Die Bundesnetzagentur hatte bereits in den Jahren 2006 und 2007 in einem ersten Schritt die zuvor uneinheitlichen Ausschreibungsbedingungen und Veröffentlichungspflichten der Übertragungsnetzbetreiber harmonisiert und Vorgaben zur Beschaffung der Regelenergie im Rahmen von Ausschreibungen gemacht, was neuen Anbietern die Teilnahme am Marktgeschehen ermöglichte. Eine weitere Verbesserung der Wettbewerbsbedingungen wurde durch die Anordnung des Netzregelverbunds im letzten Jahr sowie durch eine im Frühjahr dieses Jahres vorgenommene Optimierung der Ausschreibungsregeln auf den Märkten für Primär- und Sekundärregelenergie erzielt. Die jetzt festgelegten Regelungen zur Beschaffung von Minutenreserve komplettieren den Festlegungskanon zur Regelenergie.

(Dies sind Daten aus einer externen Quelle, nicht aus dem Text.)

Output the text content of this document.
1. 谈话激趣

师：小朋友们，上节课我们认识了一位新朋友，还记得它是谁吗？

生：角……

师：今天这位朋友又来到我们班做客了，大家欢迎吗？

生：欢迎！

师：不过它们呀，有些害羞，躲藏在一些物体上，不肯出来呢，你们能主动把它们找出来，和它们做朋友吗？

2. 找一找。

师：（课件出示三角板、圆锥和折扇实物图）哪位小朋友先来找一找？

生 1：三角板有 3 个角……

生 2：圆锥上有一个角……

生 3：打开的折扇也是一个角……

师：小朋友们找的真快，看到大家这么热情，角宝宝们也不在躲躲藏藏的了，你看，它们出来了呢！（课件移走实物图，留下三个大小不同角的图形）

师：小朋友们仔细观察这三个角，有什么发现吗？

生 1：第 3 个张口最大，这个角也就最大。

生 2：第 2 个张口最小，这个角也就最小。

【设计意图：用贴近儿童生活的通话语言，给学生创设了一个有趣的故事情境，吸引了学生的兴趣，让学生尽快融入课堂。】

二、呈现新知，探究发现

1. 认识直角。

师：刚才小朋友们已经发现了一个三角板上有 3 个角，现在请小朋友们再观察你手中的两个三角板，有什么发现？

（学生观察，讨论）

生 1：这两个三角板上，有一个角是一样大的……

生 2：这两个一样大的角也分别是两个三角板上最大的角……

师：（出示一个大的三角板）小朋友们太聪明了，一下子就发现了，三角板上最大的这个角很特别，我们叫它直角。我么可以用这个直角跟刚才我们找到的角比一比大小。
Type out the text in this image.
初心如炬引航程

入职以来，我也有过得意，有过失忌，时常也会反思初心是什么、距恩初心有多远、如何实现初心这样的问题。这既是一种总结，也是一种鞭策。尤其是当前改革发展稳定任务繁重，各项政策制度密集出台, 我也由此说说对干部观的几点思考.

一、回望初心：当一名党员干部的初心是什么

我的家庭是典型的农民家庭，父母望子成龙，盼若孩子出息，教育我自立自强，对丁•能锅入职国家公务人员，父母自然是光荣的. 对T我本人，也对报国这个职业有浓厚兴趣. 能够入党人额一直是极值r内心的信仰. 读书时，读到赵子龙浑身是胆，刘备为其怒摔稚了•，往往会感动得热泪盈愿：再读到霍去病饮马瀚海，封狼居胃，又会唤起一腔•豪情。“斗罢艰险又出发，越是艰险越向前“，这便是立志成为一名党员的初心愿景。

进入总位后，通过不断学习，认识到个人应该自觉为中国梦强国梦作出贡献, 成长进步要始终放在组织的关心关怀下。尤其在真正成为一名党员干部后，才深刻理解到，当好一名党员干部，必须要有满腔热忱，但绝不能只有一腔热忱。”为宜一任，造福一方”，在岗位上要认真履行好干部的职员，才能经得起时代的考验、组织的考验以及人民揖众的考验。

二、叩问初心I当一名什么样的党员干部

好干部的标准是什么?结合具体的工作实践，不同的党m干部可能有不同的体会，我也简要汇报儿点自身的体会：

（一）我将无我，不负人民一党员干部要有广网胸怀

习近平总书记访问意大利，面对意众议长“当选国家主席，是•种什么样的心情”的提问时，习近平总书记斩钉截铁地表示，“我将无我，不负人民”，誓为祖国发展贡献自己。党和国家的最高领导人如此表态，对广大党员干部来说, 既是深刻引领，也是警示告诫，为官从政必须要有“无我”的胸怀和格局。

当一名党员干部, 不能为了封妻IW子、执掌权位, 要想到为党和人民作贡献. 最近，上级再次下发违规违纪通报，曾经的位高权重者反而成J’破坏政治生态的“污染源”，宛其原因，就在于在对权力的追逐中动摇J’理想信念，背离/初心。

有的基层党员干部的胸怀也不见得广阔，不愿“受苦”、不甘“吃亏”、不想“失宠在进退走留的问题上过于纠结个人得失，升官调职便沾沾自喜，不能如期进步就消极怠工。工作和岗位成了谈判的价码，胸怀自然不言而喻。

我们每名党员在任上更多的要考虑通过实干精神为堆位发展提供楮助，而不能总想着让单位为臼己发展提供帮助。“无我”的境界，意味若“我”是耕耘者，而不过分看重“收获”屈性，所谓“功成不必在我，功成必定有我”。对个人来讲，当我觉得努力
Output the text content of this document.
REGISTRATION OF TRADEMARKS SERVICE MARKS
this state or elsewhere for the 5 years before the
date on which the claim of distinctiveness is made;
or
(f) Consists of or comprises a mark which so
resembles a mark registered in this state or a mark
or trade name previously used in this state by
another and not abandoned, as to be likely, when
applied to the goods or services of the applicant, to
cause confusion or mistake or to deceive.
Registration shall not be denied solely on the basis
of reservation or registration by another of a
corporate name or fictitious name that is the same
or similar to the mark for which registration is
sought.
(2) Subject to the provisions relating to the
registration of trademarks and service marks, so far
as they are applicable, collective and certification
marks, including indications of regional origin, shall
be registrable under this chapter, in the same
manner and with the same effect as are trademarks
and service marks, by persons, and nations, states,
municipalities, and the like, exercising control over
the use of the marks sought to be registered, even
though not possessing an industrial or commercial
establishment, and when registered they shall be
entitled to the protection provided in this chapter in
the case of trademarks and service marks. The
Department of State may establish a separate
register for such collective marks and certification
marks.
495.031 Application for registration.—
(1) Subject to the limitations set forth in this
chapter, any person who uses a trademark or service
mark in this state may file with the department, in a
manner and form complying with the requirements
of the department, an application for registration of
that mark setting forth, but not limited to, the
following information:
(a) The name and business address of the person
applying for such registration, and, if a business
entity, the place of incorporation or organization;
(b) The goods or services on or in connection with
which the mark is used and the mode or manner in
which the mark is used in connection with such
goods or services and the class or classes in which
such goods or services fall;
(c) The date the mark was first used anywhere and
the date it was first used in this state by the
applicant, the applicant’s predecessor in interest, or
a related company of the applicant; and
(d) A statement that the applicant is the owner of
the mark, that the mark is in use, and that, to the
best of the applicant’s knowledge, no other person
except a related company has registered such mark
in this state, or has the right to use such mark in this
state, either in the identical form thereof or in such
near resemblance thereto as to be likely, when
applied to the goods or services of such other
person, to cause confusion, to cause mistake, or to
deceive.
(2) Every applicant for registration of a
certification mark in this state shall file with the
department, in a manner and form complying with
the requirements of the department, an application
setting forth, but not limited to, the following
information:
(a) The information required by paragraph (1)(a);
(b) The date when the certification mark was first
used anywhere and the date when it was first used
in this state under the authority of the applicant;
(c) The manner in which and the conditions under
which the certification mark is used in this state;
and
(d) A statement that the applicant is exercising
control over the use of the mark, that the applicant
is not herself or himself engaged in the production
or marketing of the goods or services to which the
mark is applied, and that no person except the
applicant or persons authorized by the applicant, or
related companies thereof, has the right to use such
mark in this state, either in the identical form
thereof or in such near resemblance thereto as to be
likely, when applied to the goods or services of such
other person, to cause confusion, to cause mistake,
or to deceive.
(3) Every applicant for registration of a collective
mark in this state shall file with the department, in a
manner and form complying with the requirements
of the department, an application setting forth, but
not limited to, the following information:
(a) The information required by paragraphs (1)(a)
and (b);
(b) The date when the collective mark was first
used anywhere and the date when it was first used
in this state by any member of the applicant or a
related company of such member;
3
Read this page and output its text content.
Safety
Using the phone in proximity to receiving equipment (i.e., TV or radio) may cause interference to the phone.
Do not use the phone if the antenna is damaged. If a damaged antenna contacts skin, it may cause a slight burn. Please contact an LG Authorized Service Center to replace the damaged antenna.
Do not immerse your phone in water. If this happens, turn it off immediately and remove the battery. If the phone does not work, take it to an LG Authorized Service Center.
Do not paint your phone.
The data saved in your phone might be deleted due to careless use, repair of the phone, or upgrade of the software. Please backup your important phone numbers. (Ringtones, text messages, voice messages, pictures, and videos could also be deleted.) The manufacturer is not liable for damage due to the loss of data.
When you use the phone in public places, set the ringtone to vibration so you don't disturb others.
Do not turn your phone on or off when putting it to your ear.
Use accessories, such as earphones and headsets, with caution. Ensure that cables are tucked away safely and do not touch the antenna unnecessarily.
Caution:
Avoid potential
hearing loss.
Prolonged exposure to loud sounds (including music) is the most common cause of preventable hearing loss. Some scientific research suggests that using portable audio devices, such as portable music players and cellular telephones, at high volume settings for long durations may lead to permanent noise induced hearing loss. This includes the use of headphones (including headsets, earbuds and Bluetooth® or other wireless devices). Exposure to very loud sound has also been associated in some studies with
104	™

Die neuen Beschaffungsvorgaben zur Primär- und Sekundärregelleistung haben bereits in den wenigen Monaten seit ihrem Inkrafttreten im Juni dieses Jahres dazu geführt, dass viele neue Marktakteure in die Märkte für Primär- und Sekundärregelleistung eingetreten sind bzw. eine Marktteilnahme vorbereiten. Erfreulich ist, dass darunter auch Speicherbetreiber, Anlagenbetreiber von Erneuerbaren-Energien-Anlagen und industrielle Verbraucher, u. a. vereinzelt Unternehmen der energieintensiven Industrie, zu finden sind. Die Bundesnetzagentur sieht sich insoweit in ihrem Bestreben um eine Intensivierung des Wettbewerbs auf den Regelenergiemärkten bestätigt und erwartet, dass die jetzt festgelegten Regeln zur Beschaffung von Minutenreserve ebenfalls zu einer Belebung der Anbieter- und Technologievielfalt führen werden. "Ich habe die Hoffnung, dass insbesondere weitere große Stromverbraucher aus Industrie und Gewerbe sich jetzt unter den neuen erleichtern Bedingungen verstärkt am Regelenergiemarkt beteiligen. Da häufig die Belastung durch hohe Strompreise beklagt wird, könnte hier ein wirtschaftlich attraktiver Ausgleich gefunden werden, der gleichzeitig hilft, das Stromnetz zu stabilisieren", so Kurth.

Die neuen Vorgaben zur Ausschreibung von Minutenreserve sind zum 1. Dezember 2011 umzusetzen, die Regelungen zur automatisierten Minutenreserveaktivierung und zu Blockangeboten davon abweichend zum 2. Juli 2012.